Victory, technically… But pyrrhic.
It was simple mathematics not favoring attackers when projected into the future.
If it took considerable resource expenditure to force the retreat of 100 tamers now, then eliminating a complete army of 5,000 would require…
Arturo did a quick mental calculation and felt the weight of recognition settling heavily.
50 cells × 20 minutes per cell = 1,000 minutes = 16-17 hours of continuous combat.
But that assumed his forces could maintain combat effectiveness continuously, which they couldn’t. They needed mana recovery. Needed healing.
Realistically: 30-40 minutes per cell when accounting for recovery periods.
50 cells × 35 minutes average = 1,750 minutes = 29 hours = 1.2 days.
Add complications like defensive positions improving over time, morale stabilizing…
One day minimum. But most likely two since fighting Orion needed mana too. To reduce the army to a point where it no longer represented an effective threat.
This literally would take days of sustained combat.
If enemies didn’t receive reinforcements from forces Orion maintained in reserve inside the ruin, and that morale didn’t stabilize as they recognized they could survive by adopting defensive posture instead of trying to actively win.
The math was brutal… Victory was possible but would be expensive. Possibly too expensive.
“We can’t abuse our mana,” Selphira observed with a tone that was pragmatic without being defeatist. “If we spend everything eliminating this army, we won’t have sufficient reserve for the final confrontation with Orion and whatever force he has waiting inside.”
It was a valid concern Arturo shared completely.
Prolonged combat drained not just immediate mana used for active techniques but also deeper reserves taking hours or days to appropriately replenish.
Tamers of their caliber had considerable capacity, certainly.
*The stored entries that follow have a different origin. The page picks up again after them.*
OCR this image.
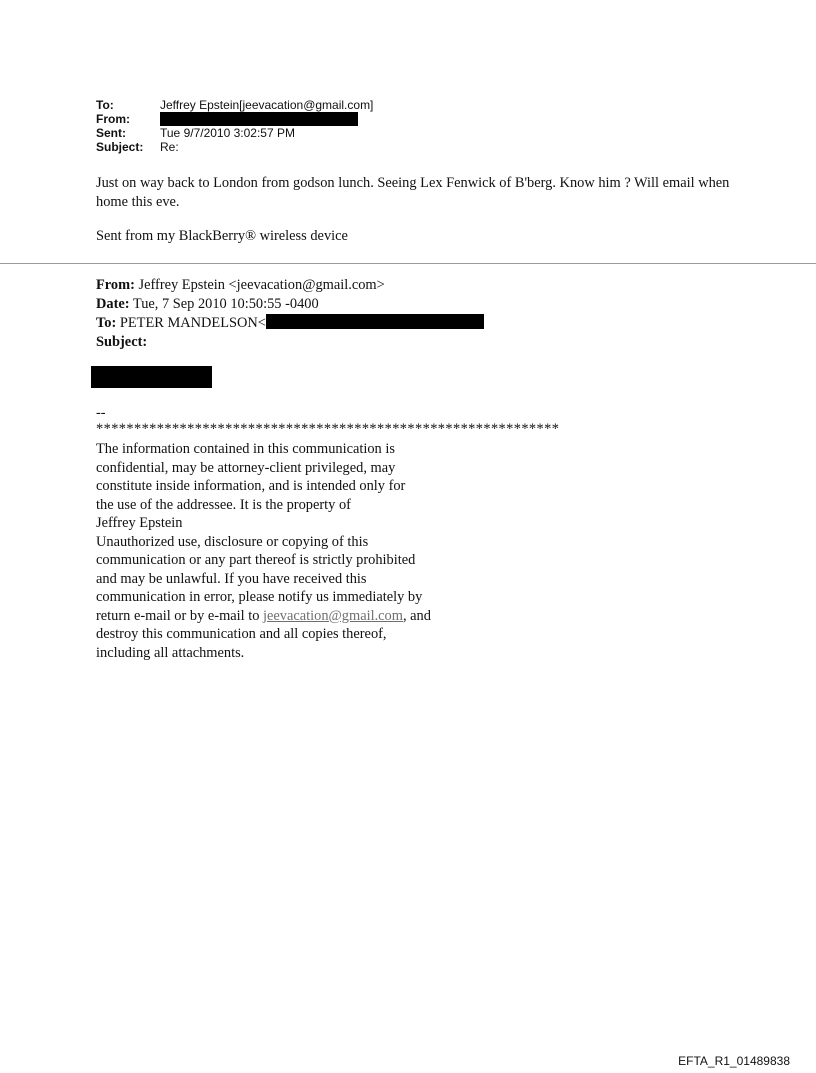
To:	Jeffrey Epstein[jeevacation@gmail.com]
From:
Sent:	Tue 9/7/2010 3:02:57 PM
Subject:	Re:
Just on way back to London from godson lunch. Seeing Lex Fenwick of B'berg. Know him ? Will email when home this eve.
Sent from my BlackBerry® wireless device
From: Jeffrey Epstein <jeevacation@gmail.com>
Date: Tue, 7 Sep 2010 10:50:55 -0400
To: PETER MANDELSON<
Subject:
--
*************************************************************
The information contained in this communication is
confidential, may be attorney-client privileged, may
constitute inside information, and is intended only for
the use of the addressee. It is the property of
Jeffrey Epstein
Unauthorized use, disclosure or copying of this
communication or any part thereof is strictly prohibited
and may be unlawful. If you have received this
communication in error, please notify us immediately by
return e-mail or by e-mail to jeevacation@gmail.com, and
destroy this communication and all copies thereof,
including all attachments.
EFTA_R1_01489838
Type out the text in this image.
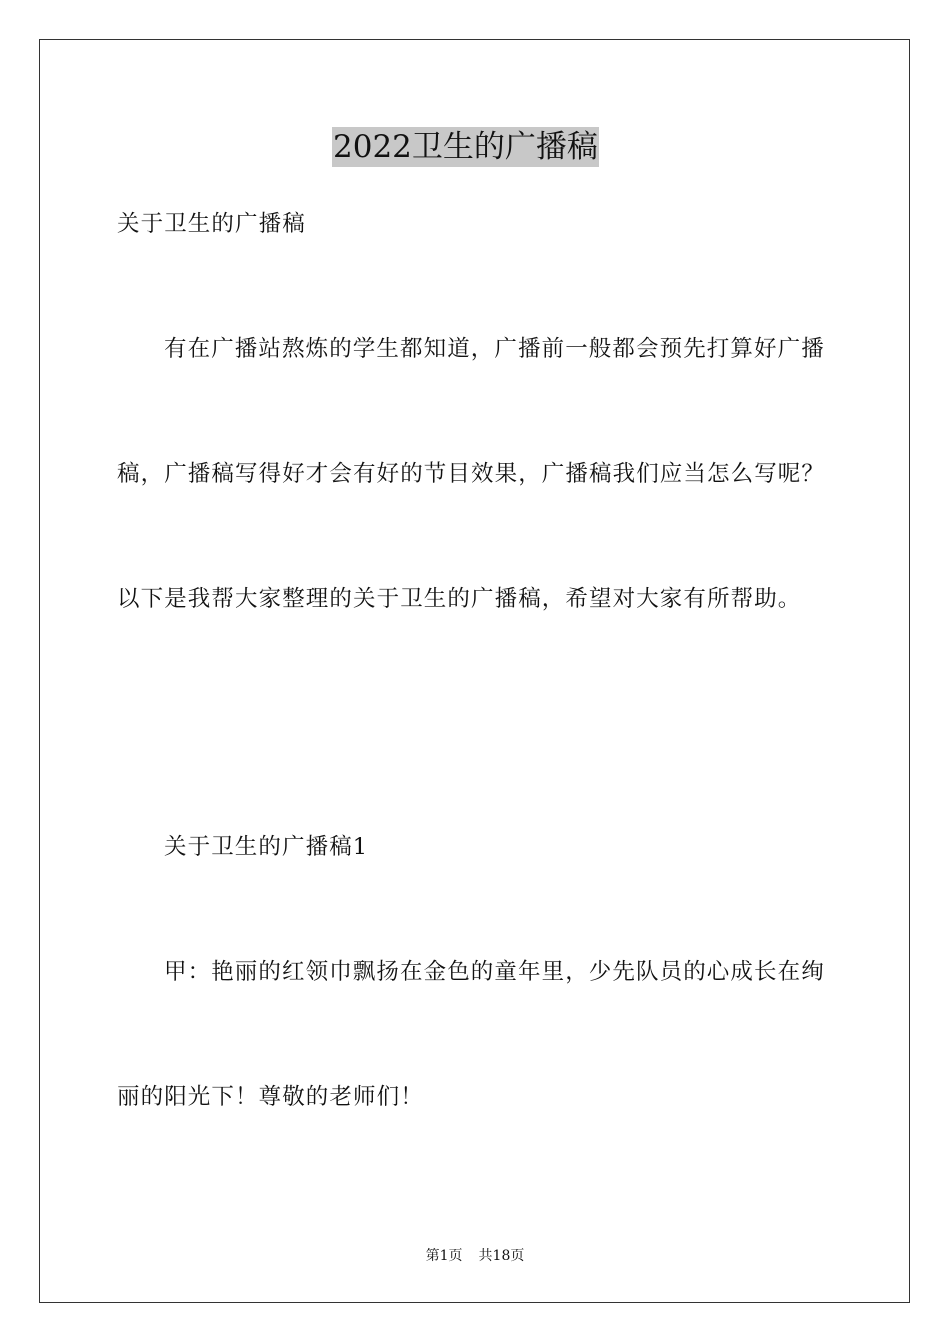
2022卫生的广播稿
关于卫生的广播稿
有在广播站熬炼的学生都知道，广播前一般都会预先打算好广播
稿，广播稿写得好才会有好的节目效果，广播稿我们应当怎么写呢？
以下是我帮大家整理的关于卫生的广播稿，希望对大家有所帮助。
关于卫生的广播稿1
甲：艳丽的红领巾飘扬在金色的童年里，少先队员的心成长在绚
丽的阳光下！尊敬的老师们！
第1页 共18页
But they weren’t carriers of infinite capacity. If Selphira and Arturo arrived at Orion with 30-40% reserves remaining, they’d be fighting fresh opponents at significant disadvantage.
“We have to use low mana tactics to save for what comes after,” Arturo agreed while watching another of his cells execute probing attacks against a fortified position and being forced to retreat after an inconclusive exchange. “Which means this will take considerable time. Before we’ve worn down enough of their army that we can push toward the ruin without risking being surrounded when we’re inside.”
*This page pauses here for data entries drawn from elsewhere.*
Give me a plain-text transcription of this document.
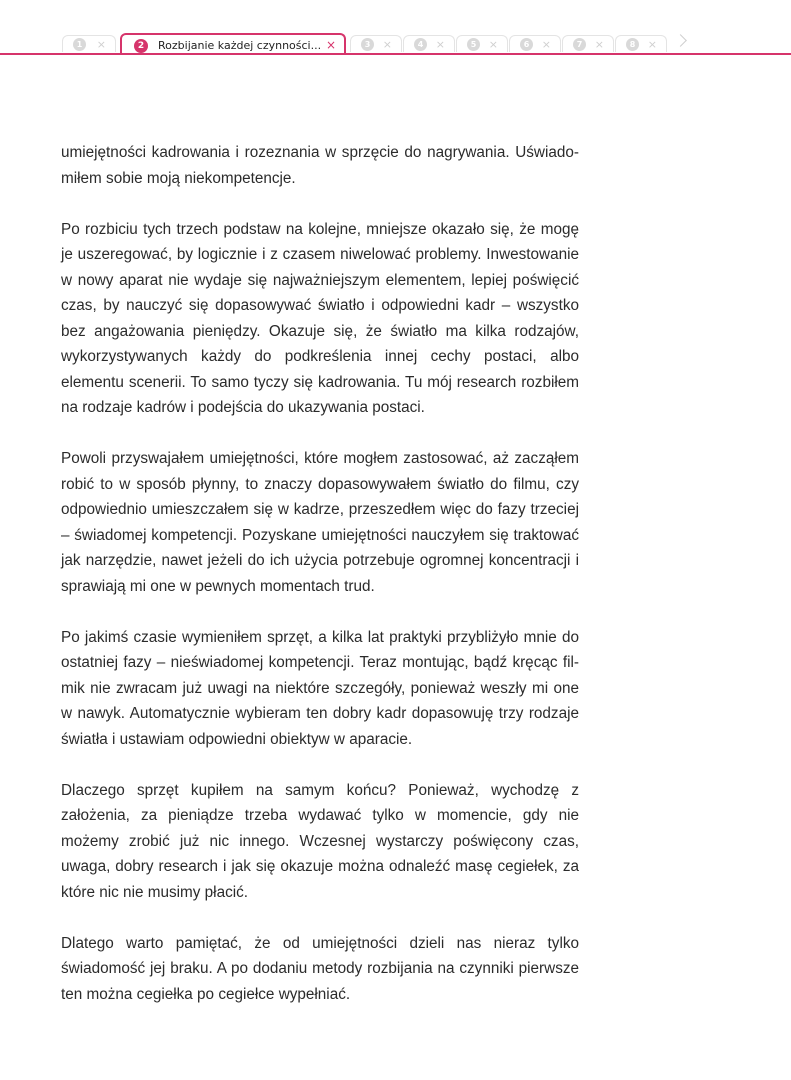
1	×	2	Rozbijanie każdej czynności... ×	3	×	4	×	5	×	6	×	7	×	8	×

umiejętności kadrowania i rozeznania w sprzęcie do nagrywania. Uświadomiłem sobie moją niekompetencje.

Po rozbiciu tych trzech podstaw na kolejne, mniejsze okazało się, że mogę je uszeregować, by logicznie i z czasem niwelować problemy. Inwestowanie w nowy aparat nie wydaje się najważniejszym elementem, lepiej poświęcić czas, by nauczyć się dopasowywać światło i odpowiedni kadr – wszystko bez angażowania pieniędzy. Okazuje się, że światło ma kilka rodzajów, wykorzystywanych każdy do podkreślenia innej cechy postaci, albo elementu scenerii. To samo tyczy się kadrowania. Tu mój research rozbiłem na rodzaje kadrów i podejścia do ukazywania postaci.

Powoli przyswajałem umiejętności, które mogłem zastosować, aż zacząłem robić to w sposób płynny, to znaczy dopasowywałem światło do filmu, czy odpowiednio umieszczałem się w kadrze, przeszedłem więc do fazy trzeciej – świadomej kompetencji. Pozyskane umiejętności nauczyłem się traktować jak narzędzie, nawet jeżeli do ich użycia potrzebuje ogromnej koncentracji i sprawiają mi one w pewnych momentach trud.

Po jakimś czasie wymieniłem sprzęt, a kilka lat praktyki przybliżyło mnie do ostatniej fazy – nieświadomej kompetencji. Teraz montując, bądź kręcąc filmik nie zwracam już uwagi na niektóre szczegóły, ponieważ weszły mi one w nawyk. Automatycznie wybieram ten dobry kadr dopasowuję trzy rodzaje światła i ustawiam odpowiedni obiektyw w aparacie.

Dlaczego sprzęt kupiłem na samym końcu? Ponieważ, wychodzę z założenia, za pieniądze trzeba wydawać tylko w momencie, gdy nie możemy zrobić już nic innego. Wczesnej wystarczy poświęcony czas, uwaga, dobry research i jak się okazuje można odnaleźć masę cegiełek, za które nic nie musimy płacić.

Dlatego warto pamiętać, że od umiejętności dzieli nas nieraz tylko świadomość jej braku. A po dodaniu metody rozbijania na czynniki pierwsze ten można cegiełka po cegiełce wypełniać.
It was frustrating prospect considering Victor’s situation’s urgency.
Each passing hour was an additional hour where his brother was in enemy hands, potentially being used for purposes Arturo didn’t want to contemplate too specifically.
But pushing too quickly and exhausting resources prematurely would only result in completely failing to rescue him, trapped between the exterior army and Orion’s interior forces without capacity to effectively deal with either.
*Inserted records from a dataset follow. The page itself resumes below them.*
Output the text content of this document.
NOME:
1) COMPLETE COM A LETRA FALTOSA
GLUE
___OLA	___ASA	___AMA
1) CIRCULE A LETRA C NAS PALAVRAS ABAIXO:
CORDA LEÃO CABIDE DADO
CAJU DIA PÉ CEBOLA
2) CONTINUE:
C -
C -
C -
Move too fast, fail. Move too slow, fail differently.
No good options. Just less bad ones.
Selphira looked toward horizon with expression that was difficult to completely read.
Something between frustration and resignation. The look of someone who acknowledged being in a genuinely difficult position without a clear solution.
“Perhaps it will be less time when Julius’s group joins us,” she offered with tone carrying cautious hope. “If Julius brings Zhao and even ten additional tamers, that would change the balance sufficiently that we could accelerate elimination without spending so much mana individually.”